父親の食生活が、息子や孫息子に与える影響

研究がとくに進んでいるのが、両親、祖父母の生活習慣と、子どもの肥満しやすさや、生活習慣病のなりやすさの関係です。親が運動せず、脂肪の多い料理を好んで食べていると、生まれてすぐに親から離して育てたとしても、子どもが糖尿病や脂肪肝になりやすいことがわかってきています。

ここで少し、具体的な研究成果をご紹介しましょう。2016年に発表されたマウスを使った研究ですが、父親が高脂肪、高カロリーのファストフードを食べていると、息子や孫息子が肥満して糖尿病を発症しやすくなる可能性が示されています。
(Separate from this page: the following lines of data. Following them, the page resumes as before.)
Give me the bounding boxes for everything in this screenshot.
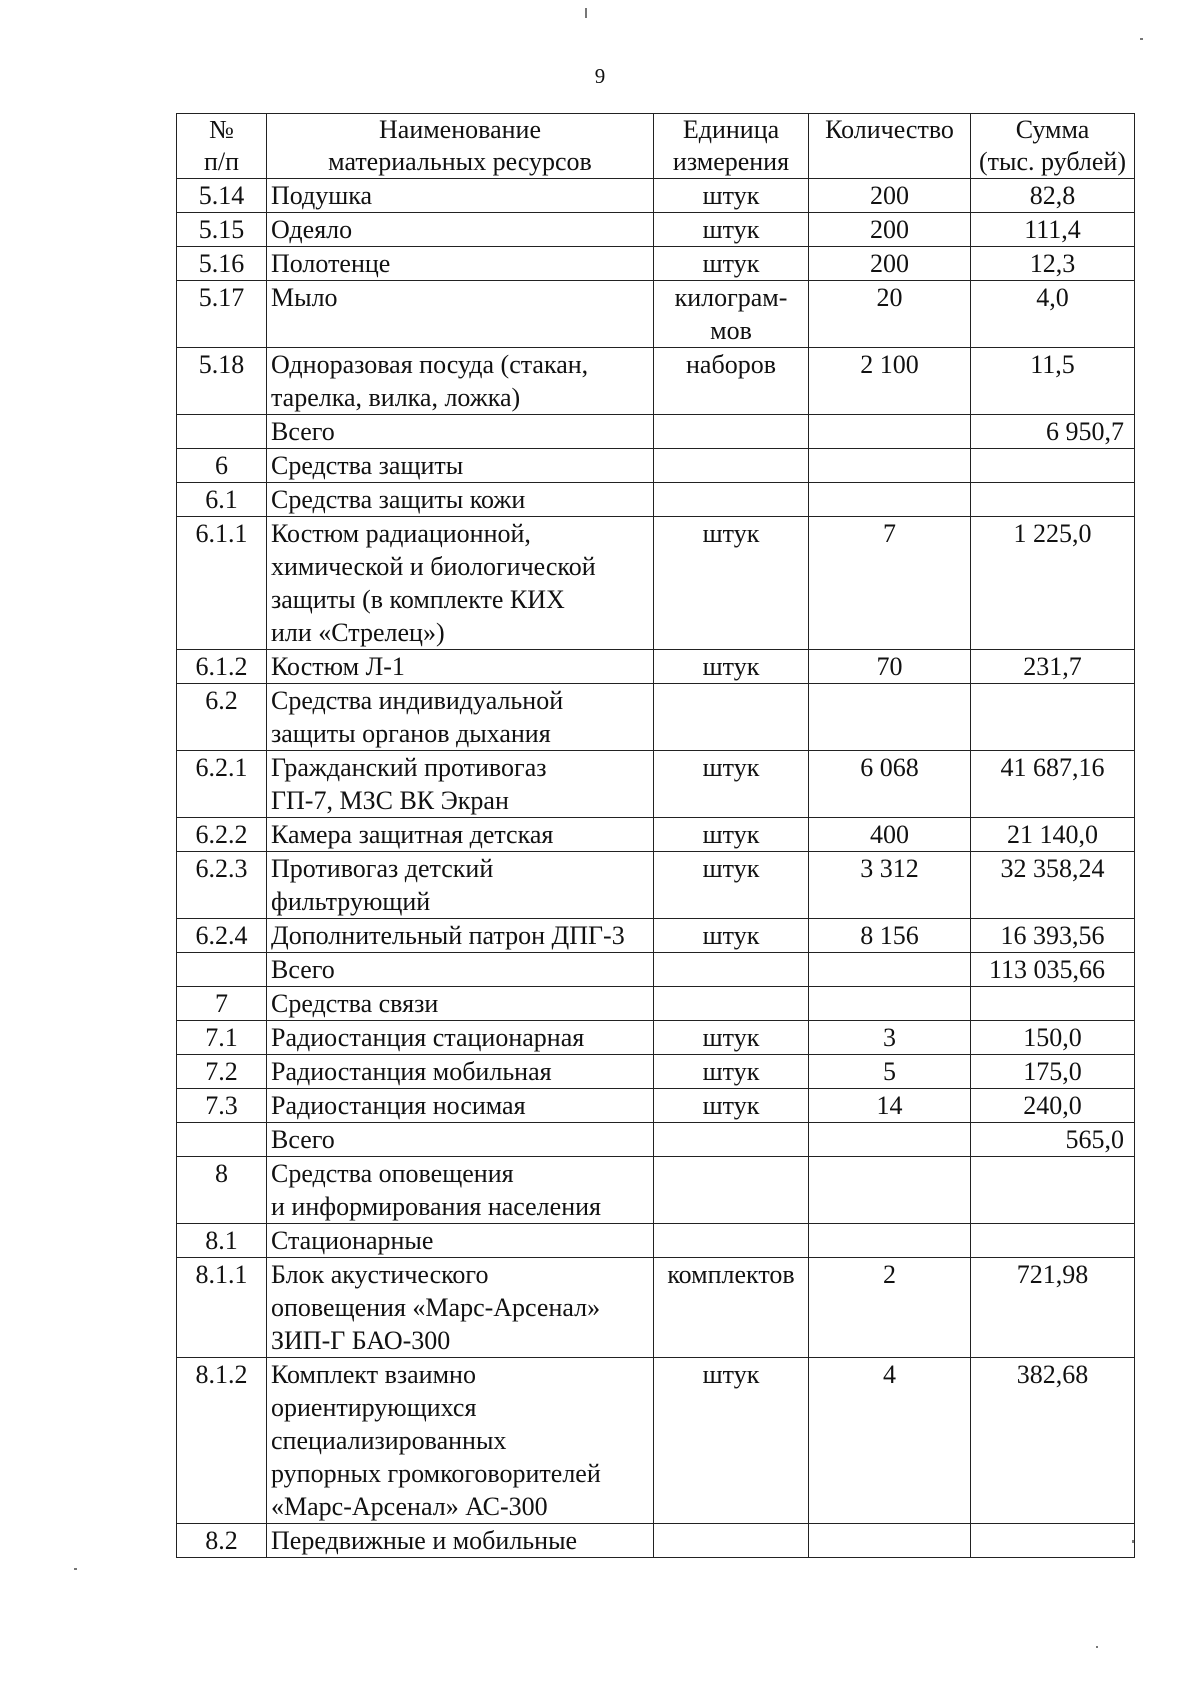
cell-quantity: 7 [809, 517, 971, 650]
scan-speck [1132, 1540, 1134, 1543]
table-row [177, 852, 1135, 919]
cell-quantity: 5 [809, 1055, 971, 1089]
cell-unit [654, 1524, 809, 1558]
cell-unit [654, 247, 809, 281]
cell-line: Дополнительный патрон ДПГ-3 [271, 921, 625, 950]
header-sum [971, 114, 1135, 179]
cell-name [267, 919, 654, 953]
cell-unit [654, 213, 809, 247]
resources-table [176, 113, 1135, 1558]
cell-unit [654, 1258, 809, 1358]
cell-unit [654, 517, 809, 650]
cell-number [177, 953, 267, 987]
cell-line: Мыло [271, 283, 338, 312]
cell-quantity: 8 156 [809, 919, 971, 953]
cell-line: специализированных [271, 1426, 507, 1455]
cell-name [267, 1224, 654, 1258]
header-unit [654, 114, 809, 179]
cell-number: 6.1.1 [177, 517, 267, 650]
table-row [177, 247, 1135, 281]
cell-number: 5.18 [177, 348, 267, 415]
cell-line: штук [702, 1023, 760, 1052]
cell-name [267, 1157, 654, 1224]
cell-number: 5.14 [177, 179, 267, 213]
cell-line: Радиостанция носимая [271, 1091, 526, 1120]
cell-line: штук [702, 1360, 760, 1389]
table-row [177, 415, 1135, 449]
cell-unit [654, 1224, 809, 1258]
scan-speck [74, 1568, 77, 1570]
cell-unit [654, 751, 809, 818]
cell-quantity [809, 953, 971, 987]
cell-line: Средства защиты кожи [271, 485, 526, 514]
cell-line: Комплект взаимно [271, 1360, 476, 1389]
cell-line: комплектов [667, 1260, 795, 1289]
table-row [177, 751, 1135, 818]
cell-sum: 12,3 [971, 247, 1135, 281]
page-number: 9 [594, 64, 606, 88]
cell-sum: 4,0 [971, 281, 1135, 348]
cell-line: рупорных громкоговорителей [271, 1459, 601, 1488]
cell-sum: 231,7 [971, 650, 1135, 684]
table-row [177, 1524, 1135, 1558]
cell-quantity [809, 1224, 971, 1258]
cell-name [267, 751, 654, 818]
cell-name [267, 281, 654, 348]
cell-line: ГП-7, МЗС ВК Экран [271, 786, 509, 815]
header-line: Наименование [379, 115, 541, 144]
cell-unit [654, 449, 809, 483]
cell-line: и информирования населения [271, 1192, 601, 1221]
cell-line: Противогаз детский [271, 854, 494, 883]
cell-line: Радиостанция мобильная [271, 1057, 552, 1086]
cell-line: килограм- [674, 283, 788, 312]
cell-sum: 111,4 [971, 213, 1135, 247]
cell-line: Средства связи [271, 989, 439, 1018]
cell-line: Подушка [271, 181, 373, 210]
cell-number: 6.2.1 [177, 751, 267, 818]
cell-unit [654, 1089, 809, 1123]
cell-line: Передвижные и мобильные [271, 1526, 578, 1555]
cell-name [267, 987, 654, 1021]
cell-name [267, 517, 654, 650]
cell-number: 6.1.2 [177, 650, 267, 684]
cell-line: Блок акустического [271, 1260, 489, 1289]
cell-sum [971, 449, 1135, 483]
cell-sum [971, 684, 1135, 751]
cell-unit [654, 1123, 809, 1157]
cell-sum: 21 140,0 [971, 818, 1135, 852]
cell-sum: 41 687,16 [971, 751, 1135, 818]
cell-line: штук [702, 753, 760, 782]
cell-line: Радиостанция стационарная [271, 1023, 585, 1052]
cell-name [267, 852, 654, 919]
cell-sum [971, 1524, 1135, 1558]
cell-line: Средства защиты [271, 451, 464, 480]
cell-sum: 240,0 [971, 1089, 1135, 1123]
header-line: Сумма [1015, 115, 1090, 144]
cell-line: фильтрующий [271, 887, 431, 916]
cell-line: защиты (в комплекте КИХ [271, 585, 565, 614]
cell-line: штук [702, 820, 760, 849]
cell-unit [654, 1358, 809, 1524]
cell-unit [654, 179, 809, 213]
cell-unit [654, 483, 809, 517]
table-header-row [177, 114, 1135, 179]
cell-name [267, 1021, 654, 1055]
cell-number: 6.2.3 [177, 852, 267, 919]
cell-name [267, 1358, 654, 1524]
table-row [177, 483, 1135, 517]
table-row [177, 1123, 1135, 1157]
cell-line: штук [702, 181, 760, 210]
cell-line: штук [702, 215, 760, 244]
cell-quantity [809, 684, 971, 751]
cell-number: 7.2 [177, 1055, 267, 1089]
cell-quantity [809, 483, 971, 517]
table-row [177, 1089, 1135, 1123]
scan-speck [1140, 38, 1143, 40]
cell-name [267, 213, 654, 247]
cell-number [177, 1123, 267, 1157]
header-line: Единица [682, 115, 780, 144]
table-row [177, 1258, 1135, 1358]
cell-line: Одноразовая посуда (стакан, [271, 350, 589, 379]
cell-line: «Марс-Арсенал» АС-300 [271, 1492, 548, 1521]
table-row [177, 1157, 1135, 1224]
cell-unit [654, 953, 809, 987]
cell-name [267, 179, 654, 213]
header-line: п/п [203, 147, 240, 176]
cell-unit [654, 684, 809, 751]
cell-sum: 11,5 [971, 348, 1135, 415]
cell-quantity: 200 [809, 247, 971, 281]
cell-line: Стационарные [271, 1226, 434, 1255]
cell-name [267, 415, 654, 449]
cell-name [267, 684, 654, 751]
cell-number: 8 [177, 1157, 267, 1224]
table-row [177, 1021, 1135, 1055]
cell-line: или «Стрелец») [271, 618, 445, 647]
cell-number: 6.2.2 [177, 818, 267, 852]
cell-sum: 382,68 [971, 1358, 1135, 1524]
cell-line: Костюм радиационной, [271, 519, 531, 548]
cell-line: тарелка, вилка, ложка) [271, 383, 521, 412]
cell-number: 8.1.2 [177, 1358, 267, 1524]
table-row [177, 953, 1135, 987]
cell-unit [654, 818, 809, 852]
table-row [177, 650, 1135, 684]
cell-name [267, 483, 654, 517]
cell-number: 6 [177, 449, 267, 483]
cell-line: Костюм Л-1 [271, 652, 405, 681]
cell-name [267, 1123, 654, 1157]
cell-sum: 82,8 [971, 179, 1135, 213]
cell-sum: 113 035,66 [971, 953, 1135, 987]
cell-line: штук [702, 1091, 760, 1120]
cell-line: наборов [686, 350, 776, 379]
cell-unit [654, 348, 809, 415]
table-row [177, 987, 1135, 1021]
cell-name [267, 348, 654, 415]
cell-number: 5.17 [177, 281, 267, 348]
cell-sum [971, 987, 1135, 1021]
cell-line: Средства индивидуальной [271, 686, 564, 715]
scan-speck [1096, 1646, 1098, 1648]
cell-unit [654, 281, 809, 348]
header-line: измерения [672, 147, 790, 176]
cell-number: 7.1 [177, 1021, 267, 1055]
cell-line: Всего [271, 417, 335, 446]
cell-unit [654, 852, 809, 919]
cell-line: Одеяло [271, 215, 353, 244]
cell-name [267, 953, 654, 987]
cell-line: мов [710, 316, 752, 345]
cell-number: 8.2 [177, 1524, 267, 1558]
cell-quantity: 400 [809, 818, 971, 852]
cell-quantity: 2 100 [809, 348, 971, 415]
cell-quantity: 4 [809, 1358, 971, 1524]
cell-line: Всего [271, 955, 335, 984]
cell-number: 8.1 [177, 1224, 267, 1258]
cell-sum: 175,0 [971, 1055, 1135, 1089]
cell-number: 6.1 [177, 483, 267, 517]
cell-quantity [809, 987, 971, 1021]
header-number [177, 114, 267, 179]
table-row [177, 1055, 1135, 1089]
table-row [177, 179, 1135, 213]
cell-line: штук [702, 1057, 760, 1086]
header-name [267, 114, 654, 179]
cell-quantity: 6 068 [809, 751, 971, 818]
cell-sum [971, 483, 1135, 517]
cell-quantity [809, 1524, 971, 1558]
cell-line: оповещения «Марс-Арсенал» [271, 1293, 601, 1322]
cell-quantity: 70 [809, 650, 971, 684]
table-row [177, 213, 1135, 247]
cell-number [177, 415, 267, 449]
header-line: материальных ресурсов [328, 147, 592, 176]
cell-sum: 721,98 [971, 1258, 1135, 1358]
cell-quantity: 3 [809, 1021, 971, 1055]
cell-number: 6.2.4 [177, 919, 267, 953]
cell-quantity [809, 1157, 971, 1224]
cell-name [267, 818, 654, 852]
cell-number: 7.3 [177, 1089, 267, 1123]
table-row [177, 517, 1135, 650]
scan-speck [585, 8, 587, 18]
cell-quantity: 20 [809, 281, 971, 348]
cell-quantity: 2 [809, 1258, 971, 1358]
cell-name [267, 1055, 654, 1089]
cell-name [267, 1524, 654, 1558]
cell-quantity [809, 449, 971, 483]
cell-line: штук [702, 652, 760, 681]
cell-sum: 32 358,24 [971, 852, 1135, 919]
cell-number: 8.1.1 [177, 1258, 267, 1358]
cell-number: 5.15 [177, 213, 267, 247]
cell-sum: 150,0 [971, 1021, 1135, 1055]
table-row [177, 919, 1135, 953]
cell-line: штук [702, 921, 760, 950]
cell-name [267, 650, 654, 684]
header-line: Количество [825, 115, 954, 144]
cell-sum [971, 1157, 1135, 1224]
cell-unit [654, 1055, 809, 1089]
cell-number: 6.2 [177, 684, 267, 751]
cell-quantity: 200 [809, 179, 971, 213]
cell-line: Средства оповещения [271, 1159, 514, 1188]
cell-line: Полотенце [271, 249, 391, 278]
cell-name [267, 1258, 654, 1358]
cell-name [267, 1089, 654, 1123]
cell-unit [654, 919, 809, 953]
cell-unit [654, 1157, 809, 1224]
cell-unit [654, 650, 809, 684]
cell-quantity [809, 415, 971, 449]
header-line: (тыс. рублей) [978, 147, 1126, 176]
table-row [177, 818, 1135, 852]
cell-unit [654, 415, 809, 449]
cell-sum: 1 225,0 [971, 517, 1135, 650]
cell-unit [654, 987, 809, 1021]
table-row [177, 1358, 1135, 1524]
cell-line: штук [702, 249, 760, 278]
table-row [177, 1224, 1135, 1258]
cell-sum: 6 950,7 [971, 415, 1135, 449]
cell-name [267, 449, 654, 483]
cell-line: защиты органов дыхания [271, 719, 551, 748]
cell-quantity: 200 [809, 213, 971, 247]
cell-quantity: 14 [809, 1089, 971, 1123]
table-body [177, 179, 1135, 1558]
header-line: № [209, 115, 234, 144]
table-row [177, 449, 1135, 483]
table-row [177, 281, 1135, 348]
cell-sum [971, 1224, 1135, 1258]
cell-unit [654, 1021, 809, 1055]
cell-sum: 16 393,56 [971, 919, 1135, 953]
cell-name [267, 247, 654, 281]
table-row [177, 684, 1135, 751]
cell-line: штук [702, 854, 760, 883]
cell-number: 7 [177, 987, 267, 1021]
header-quantity [809, 114, 971, 179]
cell-sum: 565,0 [971, 1123, 1135, 1157]
cell-line: Гражданский противогаз [271, 753, 547, 782]
table-row [177, 348, 1135, 415]
cell-line: Камера защитная детская [271, 820, 554, 849]
cell-quantity: 3 312 [809, 852, 971, 919]
cell-line: химической и биологической [271, 552, 596, 581]
cell-line: ЗИП-Г БАО-300 [271, 1326, 451, 1355]
cell-number: 5.16 [177, 247, 267, 281]
cell-line: ориентирующихся [271, 1393, 477, 1422]
cell-quantity [809, 1123, 971, 1157]
cell-line: Всего [271, 1125, 335, 1154]
cell-line: штук [702, 519, 760, 548]
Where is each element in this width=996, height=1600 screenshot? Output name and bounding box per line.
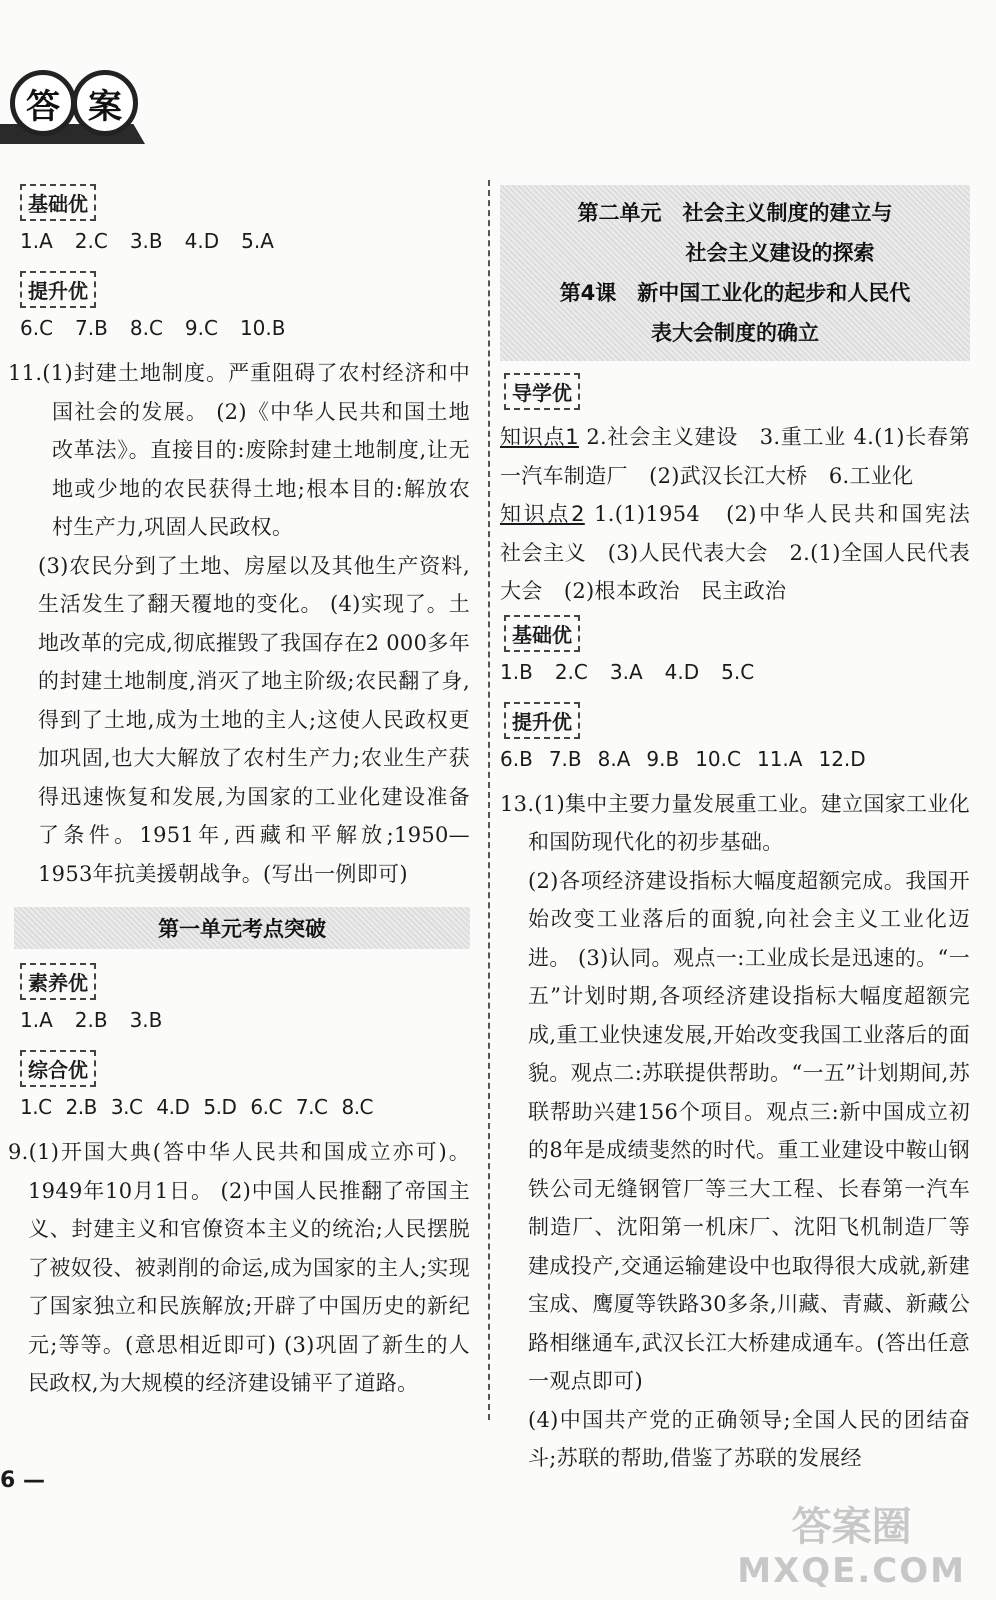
answer-item: 10.B	[239, 316, 286, 340]
header-char-2: 案	[72, 70, 138, 136]
answer-item: 2.B	[65, 1095, 97, 1119]
answer-q13-cont2: (4)中国共产党的正确领导;全国人民的团结奋斗;苏联的帮助,借鉴了苏联的发展经	[528, 1407, 970, 1470]
answer-item: 7.B	[75, 316, 108, 340]
answer-row	[20, 229, 470, 253]
right-column	[500, 185, 992, 1478]
header-char-1: 答	[10, 70, 76, 136]
answer-item: 2.B	[74, 1008, 108, 1032]
unit-title-line1: 第二单元 社会主义制度的建立与	[577, 201, 893, 225]
section-tag-tisheng: 提升优	[20, 271, 96, 308]
kp2-content: 1.(1)1954 (2)中华人民共和国宪法 社会主义 (3)人民代表大会 2.(1)全国人民代表大会 (2)根本政治 民主政治	[500, 502, 992, 603]
answer-item: 7.B	[548, 746, 582, 771]
knowledge-point-2	[500, 495, 992, 611]
answer-item: 12.D	[818, 746, 866, 771]
answer-row	[500, 660, 970, 684]
answer-header	[0, 60, 160, 150]
answer-item: 4.D	[184, 229, 220, 253]
answer-item: 3.B	[129, 1008, 163, 1032]
answer-row	[20, 316, 470, 340]
answer-item: 2.C	[74, 229, 108, 253]
answer-row	[20, 1095, 470, 1119]
answer-item: 9.C	[184, 316, 218, 340]
section-tag-jichu: 基础优	[20, 184, 96, 221]
answer-q9: 9.(1)开国大典(答中华人民共和国成立亦可)。1949年10月1日。 (2)中国人民推翻了帝国主义、封建主义和官僚资本主义的统治;人民摆脱了被奴役、被剥削的命运,成为国家的主人;实现了国家独立和民族解放;开辟了中国历史的新纪元;等等。(意思相近即可) (3)巩固了新生的人民政权,为大规模的经济建设铺平了道路。	[8, 1140, 470, 1395]
answer-item: 11.A	[756, 746, 803, 771]
knowledge-point-1	[500, 418, 970, 495]
answer-item: 7.C	[295, 1095, 328, 1119]
column-divider	[488, 180, 490, 1420]
section-tag-jichu-right: 基础优	[504, 615, 580, 652]
answer-row	[500, 747, 970, 771]
answer-q11-cont: (3)农民分到了土地、房屋以及其他生产资料,生活发生了翻天覆地的变化。 (4)实现了。土地改革的完成,彻底摧毁了我国存在2 000多年的封建土地制度,消灭了地主阶级;农民翻了身,得到了土地,成为土地的主人;这使人民政权更加巩固,也大大解放了农村生产力;农业生产获得迅速恢复和发展,为国家的工业化建设准备了条件。1951年,西藏和平解放;1950—1953年抗美援朝战争。(写出一例即可)	[38, 553, 470, 886]
answer-item: 8.C	[341, 1095, 374, 1119]
section-tag-zonghe: 综合优	[20, 1050, 96, 1087]
section-tag-suyang: 素养优	[20, 963, 96, 1000]
answer-row	[20, 1008, 470, 1032]
answer-item: 5.C	[721, 659, 755, 684]
answer-item: 2.C	[554, 659, 588, 684]
answer-item: 6.C	[250, 1095, 282, 1119]
answer-q11: 11.(1)封建土地制度。严重阻碍了农村经济和中国社会的发展。 (2)《中华人民共和国土地改革法》。直接目的:废除封建土地制度,让无地或少地的农民获得土地;根本目的:解放农村生产力,巩固人民政权。	[8, 361, 470, 539]
answer-item: 5.A	[241, 229, 274, 253]
kp1-content: 2.社会主义建设 3.重工业 4.(1)长春第一汽车制造厂 (2)武汉长江大桥 6.工业化	[500, 425, 971, 488]
unit-review-banner: 第一单元考点突破	[14, 907, 470, 949]
answer-item: 3.C	[110, 1095, 143, 1119]
answer-item: 1.C	[20, 1095, 52, 1119]
answer-item: 10.C	[695, 746, 741, 771]
answer-item: 1.B	[500, 659, 533, 684]
answer-item: 1.A	[20, 1008, 53, 1032]
lesson-title-line1: 第4课 新中国工业化的起步和人民代	[559, 281, 911, 305]
watermark-url: MXQE.COM	[737, 1551, 966, 1591]
answer-item: 8.A	[597, 746, 631, 771]
unit-title-line2: 社会主义建设的探索	[685, 241, 875, 265]
watermark-logo	[737, 1505, 966, 1593]
lesson-title-line2: 表大会制度的确立	[651, 321, 819, 345]
section-tag-tisheng-right: 提升优	[504, 702, 580, 739]
answer-q13-cont: (2)各项经济建设指标大幅度超额完成。我国开始改变工业落后的面貌,向社会主义工业化迈进。 (3)认同。观点一:工业成长是迅速的。“一五”计划时期,各项经济建设指标大幅度超额完成,重工业快速发展,开始改变我国工业落后的面貌。观点二:苏联提供帮助。“一五”计划期间,苏联帮助兴建156个项目。观点三:新中国成立初的8年是成绩斐然的时代。重工业建设中鞍山钢铁公司无缝钢管厂等三大工程、长春第一汽车制造厂、沈阳第一机床厂、沈阳飞机制造厂等建成投产,交通运输建设中也取得很大成就,新建宝成、鹰厦等铁路30多条,川藏、青藏、新藏公路相继通车,武汉长江大桥建成通车。(答出任意一观点即可)	[528, 868, 970, 1393]
answer-item: 9.B	[646, 746, 680, 771]
answer-item: 4.D	[664, 659, 700, 684]
kp2-label: 知识点2	[500, 502, 585, 526]
answer-item: 4.D	[156, 1095, 190, 1119]
answer-item: 1.A	[20, 229, 53, 253]
answer-item: 3.B	[129, 229, 163, 253]
answer-item: 5.D	[203, 1095, 237, 1119]
watermark-text: 答案圈	[791, 1504, 912, 1550]
answer-item: 8.C	[129, 316, 163, 340]
page-number: 6 —	[0, 1468, 45, 1493]
answer-item: 3.A	[609, 659, 643, 684]
left-column	[8, 180, 470, 1403]
answer-item: 6.C	[20, 316, 54, 340]
unit-title-banner	[500, 185, 970, 361]
answer-q13: 13.(1)集中主要力量发展重工业。建立国家工业化和国防现代化的初步基础。	[500, 791, 970, 854]
section-tag-daoxue: 导学优	[504, 373, 580, 410]
answer-item: 6.B	[500, 746, 533, 771]
kp1-label: 知识点1	[500, 425, 579, 449]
太ったオスのマウスとやせたメスのマウスのあいだに生まれた子マウスに、欧米のファストフードに似せて作られた高脂肪食を食べさせました。実験に使った子マウスはすべてオスです。すると、太った父親を持つ子マウスは高い確率で脂肪肝や、糖尿病の予備群になりました(文献1、2)。

不思議なことに、父マウスが太っていても娘や孫娘には同じ現象はみられませんでした。

問題は精子のようです。人を対象とした調査から、肥満の男性は精子の遺伝子のうち9000個以上で遺伝子の働きを変えるスイッチが切り替わっていて、ここには脳での食欲の調節に関係する遺伝子や、神経細胞の成長を促す遺伝子などが含まれていました(文献3)。

これに先立ち、2015年には父親が肥満している子どもは、そうでない父親を持つ子どもと比較して、オフでなければならない遺伝子のスイッチがいくつかオンになっていることが確かめられていて、やはり精子を通じて遺伝子スイッチの状態が伝わったと推測されています。

この他に、父親が肥満だと、母親の体型にかかわらず子どもが糖尿病、高コレステロール血症、高尿酸血症などになりやすいという報告もあります。

【写真】父親が肥満だと、子どもは糖尿病、高コレステロール血症、高尿酸血症などになりやすい父親が肥満だと、子どもは糖尿病、高コレステロール血症、高尿酸血症などになりやすいという報告も photo by gettyimages

子どもの健康への影響というと母親の生活習慣に目を向けてしまいがちですが、母親だけでなく、父親の生活習慣や過去の経験も、子どもばかりか孫の体と心の健康に影を落とす恐れがあるのです。